[PERFORM] Trouble managing planner for timestamptz columns

2006-03-10 Thread Marc Morin
 
We have large tables that hold statistics based on time. They are of the
form.

CREATE TABLE stats (
id serial primary key,
logtime timestamptz,
d1 int,
s1 bigint
);

CREATE INDEX idx on stats(logtime);

Some of these tables have new data inserted at a rate of 500,000+ rows /
hour.  The entire table will grow to being 10's to 100's of millions of
rows in size.  (Yes, we are also paritioning these, it's the size of an
individual partition that we're talking about).

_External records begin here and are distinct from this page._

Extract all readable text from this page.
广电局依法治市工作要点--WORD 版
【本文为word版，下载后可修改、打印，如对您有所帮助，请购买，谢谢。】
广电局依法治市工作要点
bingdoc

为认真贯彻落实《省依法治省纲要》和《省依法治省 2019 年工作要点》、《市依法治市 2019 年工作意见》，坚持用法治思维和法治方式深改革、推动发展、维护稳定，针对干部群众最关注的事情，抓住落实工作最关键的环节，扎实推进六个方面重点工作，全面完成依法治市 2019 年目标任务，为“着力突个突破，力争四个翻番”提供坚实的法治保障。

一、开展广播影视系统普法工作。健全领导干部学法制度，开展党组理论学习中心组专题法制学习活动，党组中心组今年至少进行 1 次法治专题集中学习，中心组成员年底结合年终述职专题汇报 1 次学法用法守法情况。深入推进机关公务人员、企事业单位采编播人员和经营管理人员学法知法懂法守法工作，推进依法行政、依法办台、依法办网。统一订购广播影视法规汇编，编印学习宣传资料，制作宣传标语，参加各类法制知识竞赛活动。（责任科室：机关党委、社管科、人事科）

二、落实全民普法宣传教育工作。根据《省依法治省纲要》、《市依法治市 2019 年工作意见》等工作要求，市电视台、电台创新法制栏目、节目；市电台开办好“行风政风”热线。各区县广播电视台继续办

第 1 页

We tend to analyze these tables every day or so and this doesn't always
prove to be sufficient

Our application is a reporting application and the end users typically
like to query the newest data the most. As such,  the queries of the
form...


select 
 *
from stats
inner join dimension_d1 using (d1)
where logtime between X and Y and d1.something = value; 

This usually results in a hash join (good thing) where the dimension
table is loaded into the hash table and it index scans stats using idx
index.

The trouble starts when both X and Y are times after the last analyze.
This restriction clause is outside the range of values in the historgram
created by the last analyze.  Postgres's estimate on the number of rows
returned here is usually very low and incorrect, as you'd expect...  

Trouble can occur when the planner will flip its decision and decide
to hash join by loading the results of the index scan on idx into the
hash table instead of the dimension table  

Since the table is so large and the system is busy (disk not idle at
all), doing an analyze on this table in the production system can take
1/2 hour!  (statistics collector set to 100).  We can't afford to
analyze more often...

It certainly would be nice if postgres could understand somehow that
some columns are dynamic and that it's histogram could be stretched to
the maximal values or some other technique for estimating rows to the
right of the range of values in the histogram...

Or have some concept of error bars on it's planner decisions

Suggestions? Comments?


Marc

---(end of broadcast)---
TIP 4: Have you searched our list archives?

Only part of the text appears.